NEW YORK (Reuters) - Democratic presidential candidate Hillary Clinton held a 6- percentage-point lead over Republican rival Donald Trump, according to a Reuters/Ipsos poll with new wording that was released on Friday, the day after she formally accepted her party’s nomination for the Nov. 8 election.
Nearly 41 percent of likely voters favor Clinton, 35 percent favor Trump, and 25 percent picked “Other,” according to the new July 25-29 online poll of 1,043 likely voters, which overlapped with the Democratic National Convention in Philadelphia.
The poll has a credibility interval of 4 percentage points.
The presidential tracking poll reflects a slight change of wording from previous surveys, replacing the “Neither/Other” option given to respondents with just “Other.” An internal review had found the word “Neither” has, at times, siphoned support away from one or the other candidate.

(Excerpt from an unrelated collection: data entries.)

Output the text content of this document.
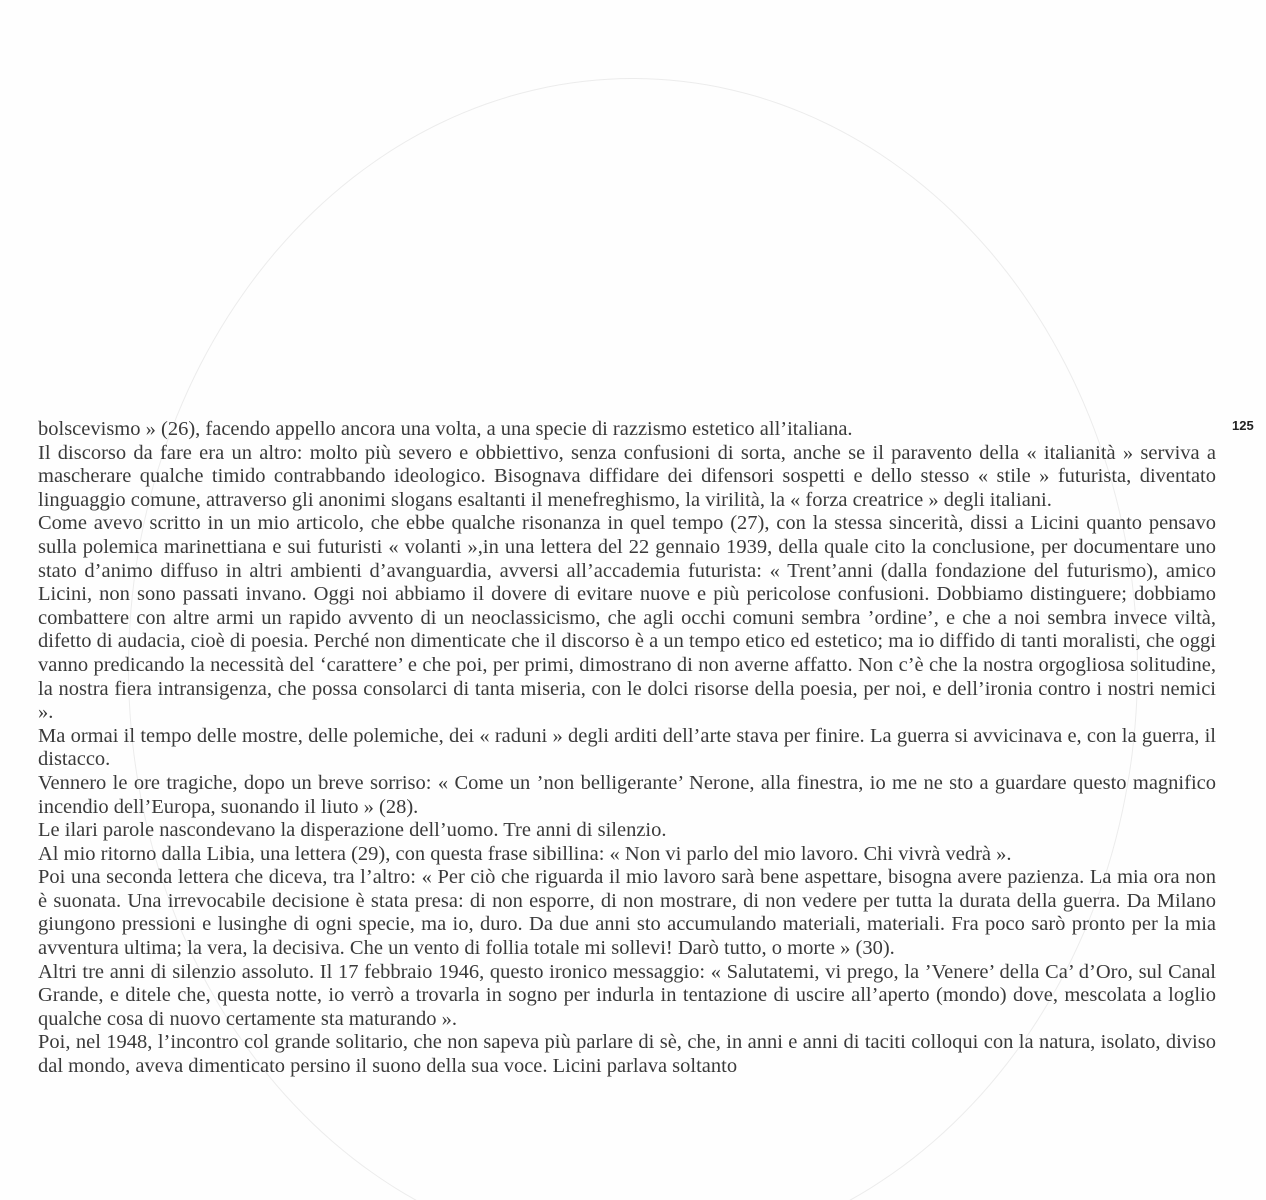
125

bolscevismo » (26), facendo appello ancora una volta, a una specie di razzismo estetico all’italiana.

Il discorso da fare era un altro: molto più severo e obbiettivo, senza confusioni di sorta, anche se il paravento della « italianità » serviva a mascherare qualche timido contrabbando ideologico. Bisognava diffidare dei difensori sospetti e dello stesso « stile » futurista, diventato linguaggio comune, attraverso gli anonimi slogans esaltanti il menefreghismo, la virilità, la « forza creatrice » degli italiani.

Come avevo scritto in un mio articolo, che ebbe qualche risonanza in quel tempo (27), con la stessa sincerità, dissi a Licini quanto pensavo sulla polemica marinettiana e sui futuristi « volanti »,in una lettera del 22 gennaio 1939, della quale cito la conclusione, per documentare uno stato d’animo diffuso in altri ambienti d’avanguardia, avversi all’accademia futurista: « Trent’anni (dalla fondazione del futurismo), amico Licini, non sono passati invano. Oggi noi abbiamo il dovere di evitare nuove e più pericolose confusioni. Dobbiamo distinguere; dobbiamo combattere con altre armi un rapido avvento di un neoclassicismo, che agli occhi comuni sembra ’ordine’, e che a noi sembra invece viltà, difetto di audacia, cioè di poesia. Perché non dimenticate che il discorso è a un tempo etico ed estetico; ma io diffido di tanti moralisti, che oggi vanno predicando la necessità del ‘carattere’ e che poi, per primi, dimostrano di non averne affatto. Non c’è che la nostra orgogliosa solitudine, la nostra fiera intransigenza, che possa consolarci di tanta miseria, con le dolci risorse della poesia, per noi, e dell’ironia contro i nostri nemici ».

Ma ormai il tempo delle mostre, delle polemiche, dei « raduni » degli arditi dell’arte stava per finire. La guerra si avvicinava e, con la guerra, il distacco.

Vennero le ore tragiche, dopo un breve sorriso: « Come un ’non belligerante’ Nerone, alla finestra, io me ne sto a guardare questo magnifico incendio dell’Europa, suonando il liuto » (28).

Le ilari parole nascondevano la disperazione dell’uomo. Tre anni di silenzio.

Al mio ritorno dalla Libia, una lettera (29), con questa frase sibillina: « Non vi parlo del mio lavoro. Chi vivrà vedrà ».

Poi una seconda lettera che diceva, tra l’altro: « Per ciò che riguarda il mio lavoro sarà bene aspettare, bisogna avere pazienza. La mia ora non è suonata. Una irrevocabile decisione è stata presa: di non esporre, di non mostrare, di non vedere per tutta la durata della guerra. Da Milano giungono pressioni e lusinghe di ogni specie, ma io, duro. Da due anni sto accumulando materiali, materiali. Fra poco sarò pronto per la mia avventura ultima; la vera, la decisiva. Che un vento di follia totale mi sollevi! Darò tutto, o morte » (30).

Altri tre anni di silenzio assoluto. Il 17 febbraio 1946, questo ironico messaggio: « Salutatemi, vi prego, la ’Venere’ della Ca’ d’Oro, sul Canal Grande, e ditele che, questa notte, io verrò a trovarla in sogno per indurla in tentazione di uscire all’aperto (mondo) dove, mescolata a loglio qualche cosa di nuovo certamente sta maturando ».

Poi, nel 1948, l’incontro col grande solitario, che non sapeva più parlare di sè, che, in anni e anni di taciti colloqui con la natura, isolato, diviso dal mondo, aveva dimenticato persino il suono della sua voce. Licini parlava soltanto
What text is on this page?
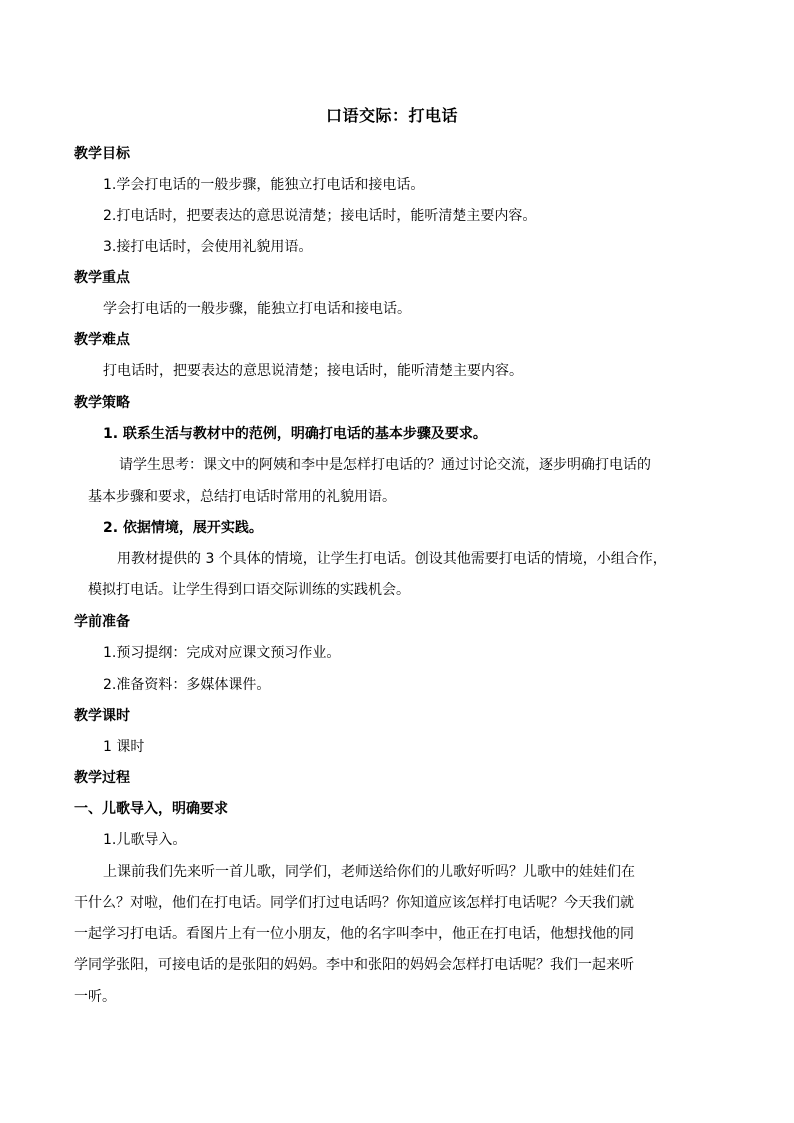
口语交际：打电话
教学目标
1.学会打电话的一般步骤，能独立打电话和接电话。
2.打电话时，把要表达的意思说清楚；接电话时，能听清楚主要内容。
3.接打电话时，会使用礼貌用语。
教学重点
学会打电话的一般步骤，能独立打电话和接电话。
教学难点
打电话时，把要表达的意思说清楚；接电话时，能听清楚主要内容。
教学策略
1. 联系生活与教材中的范例，明确打电话的基本步骤及要求。
请学生思考：课文中的阿姨和李中是怎样打电话的？通过讨论交流，逐步明确打电话的
基本步骤和要求，总结打电话时常用的礼貌用语。
2. 依据情境，展开实践。
用教材提供的 3 个具体的情境，让学生打电话。创设其他需要打电话的情境，小组合作，
模拟打电话。让学生得到口语交际训练的实践机会。
学前准备
1.预习提纲：完成对应课文预习作业。
2.准备资料：多媒体课件。
教学课时
1 课时
教学过程
一、儿歌导入，明确要求
1.儿歌导入。
上课前我们先来听一首儿歌，同学们，老师送给你们的儿歌好听吗？儿歌中的娃娃们在
干什么？对啦，他们在打电话。同学们打过电话吗？你知道应该怎样打电话呢？今天我们就
一起学习打电话。看图片上有一位小朋友，他的名字叫李中，他正在打电话，他想找他的同
学同学张阳，可接电话的是张阳的妈妈。李中和张阳的妈妈会怎样打电话呢？我们一起来听
一听。
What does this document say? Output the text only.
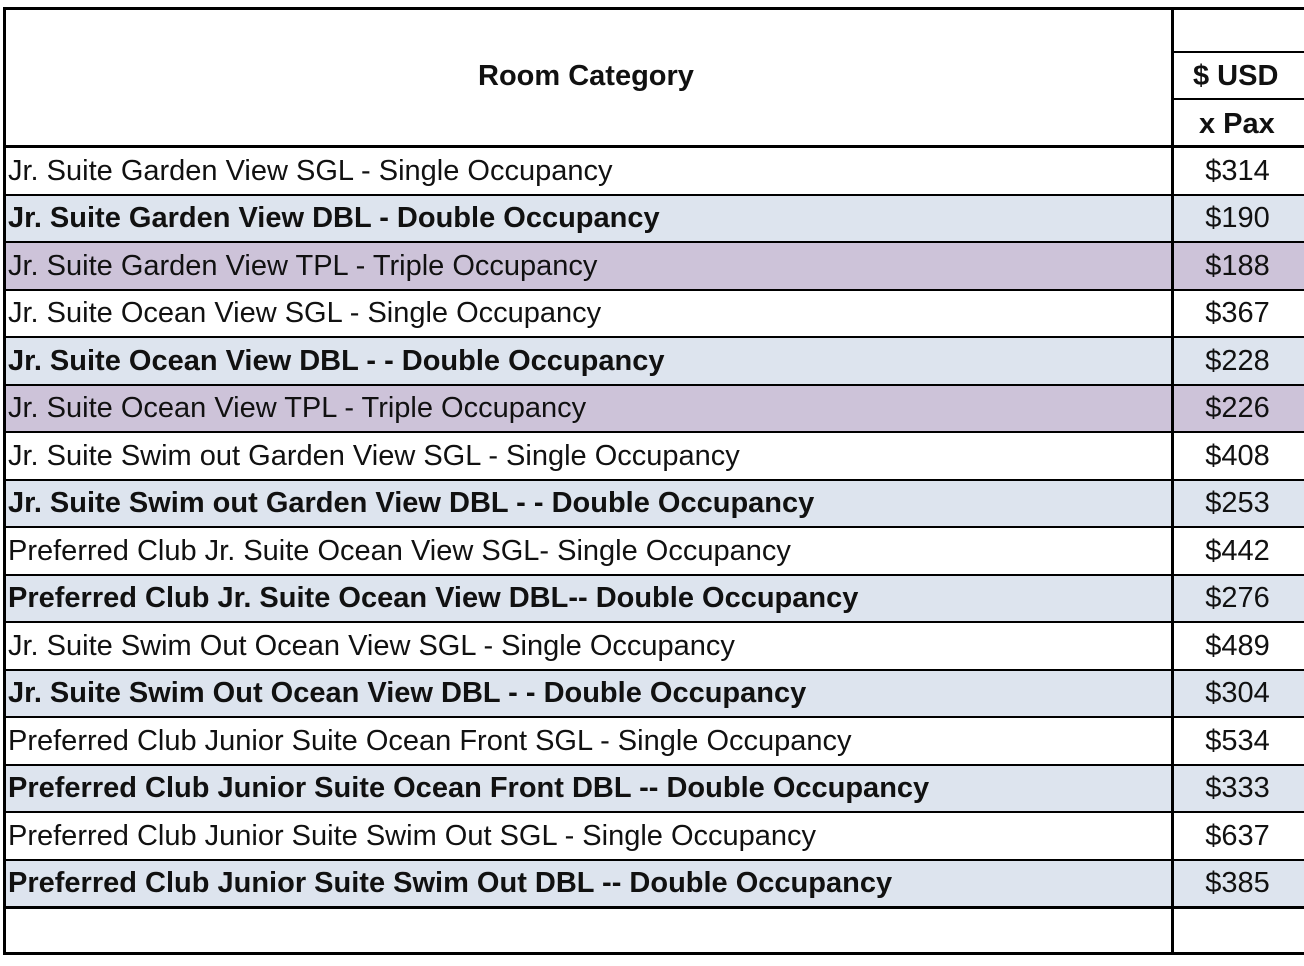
Room Category	$ USD
x Pax
Jr. Suite Garden View SGL - Single Occupancy	$314
Jr. Suite Garden View DBL - Double Occupancy	$190
Jr. Suite Garden View TPL - Triple Occupancy	$188
Jr. Suite Ocean View SGL - Single Occupancy	$367
Jr. Suite Ocean View DBL - - Double Occupancy	$228
Jr. Suite Ocean View TPL - Triple Occupancy	$226
Jr. Suite Swim out Garden View SGL - Single Occupancy	$408
Jr. Suite Swim out Garden View DBL - - Double Occupancy	$253
Preferred Club Jr. Suite Ocean View SGL- Single Occupancy	$442
Preferred Club Jr. Suite Ocean View DBL-- Double Occupancy	$276
Jr. Suite Swim Out Ocean View SGL - Single Occupancy	$489
Jr. Suite Swim Out Ocean View DBL - - Double Occupancy	$304
Preferred Club Junior Suite Ocean Front SGL - Single Occupancy	$534
Preferred Club Junior Suite Ocean Front DBL -- Double Occupancy	$333
Preferred Club Junior Suite Swim Out SGL - Single Occupancy	$637
Preferred Club Junior Suite Swim Out DBL -- Double Occupancy	$385
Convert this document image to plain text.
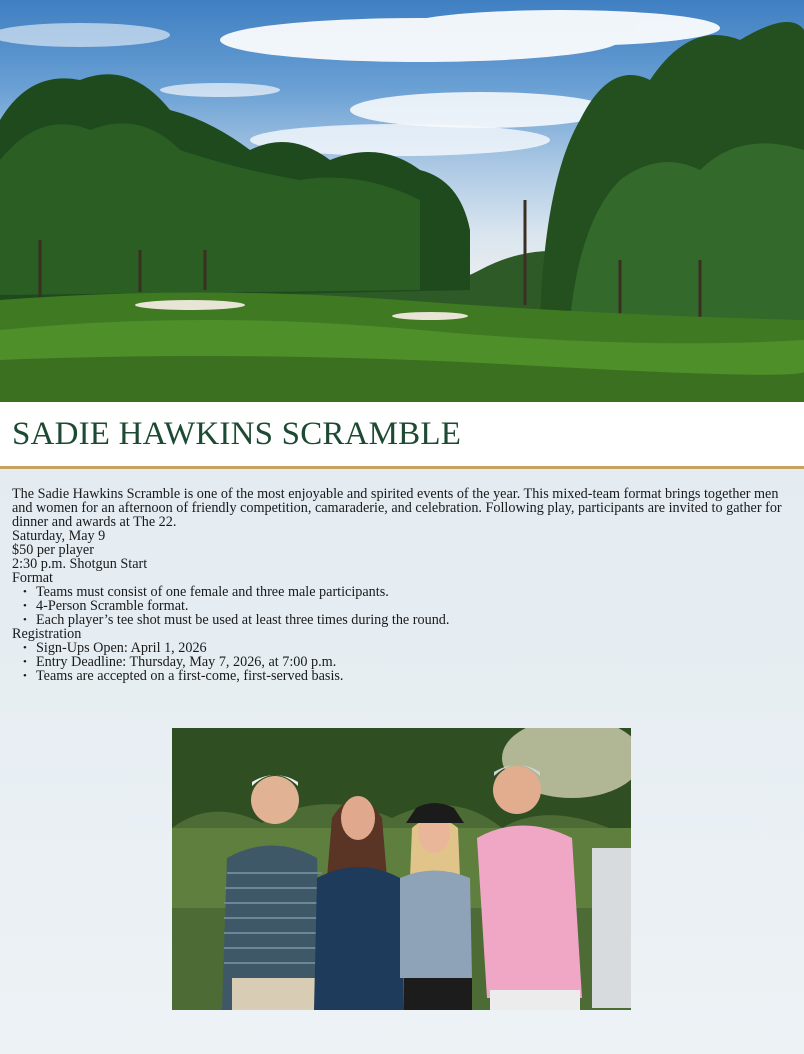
SADIE HAWKINS SCRAMBLE

The Sadie Hawkins Scramble is one of the most enjoyable and spirited events of the year. This mixed-team format brings together men and women for an afternoon of friendly competition, camaraderie, and celebration. Following play, participants are invited to gather for dinner and awards at The 22.

Saturday, May 9

$50 per player

2:30 p.m. Shotgun Start

Format

• Teams must consist of one female and three male participants.
• 4-Person Scramble format.
• Each player’s tee shot must be used at least three times during the round.

Registration

• Sign-Ups Open: April 1, 2026
• Entry Deadline: Thursday, May 7, 2026, at 7:00 p.m.
• Teams are accepted on a first-come, first-served basis.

Former Secretary of State Clinton delivered an upbeat keynote address at the Democratic convention on Thursday night, as she became the first woman to accept the presidential nomination from a major party.
In the biggest speech of her more than 25-year-old career in the public eye, Clinton, 68, cast herself as a steady leader at a “moment of reckoning” for the country, and contrasted her character with what she described as Trump’s dangerous and volatile temperament.
Trump, a 70-year-old New York businessman and former reality TV show host who has never held political office, responded in a Twitter post late on Thursday that “Hillary’s vision is a borderless world where working people have no power, no jobs, no safety.”
Both candidates were on the campaign trail on Friday, kicking off what is expected to be a hotly contested general election battle.
A separate Reuters/Ipsos survey that provided respondents with the option to choose from Clinton, Trump, Libertarian candidate Gary Johnson and Green Party candidate Jill Stein, has Clinton and Trump tied at 37 percentage points.
Of the alternative party candidates, Johnson came in third with 5 percentage points, followed by Stein at 1 percentage point, according to the July 25-29 survey of 1,426 likely voters, which has a credibility interval of 3 percentage points.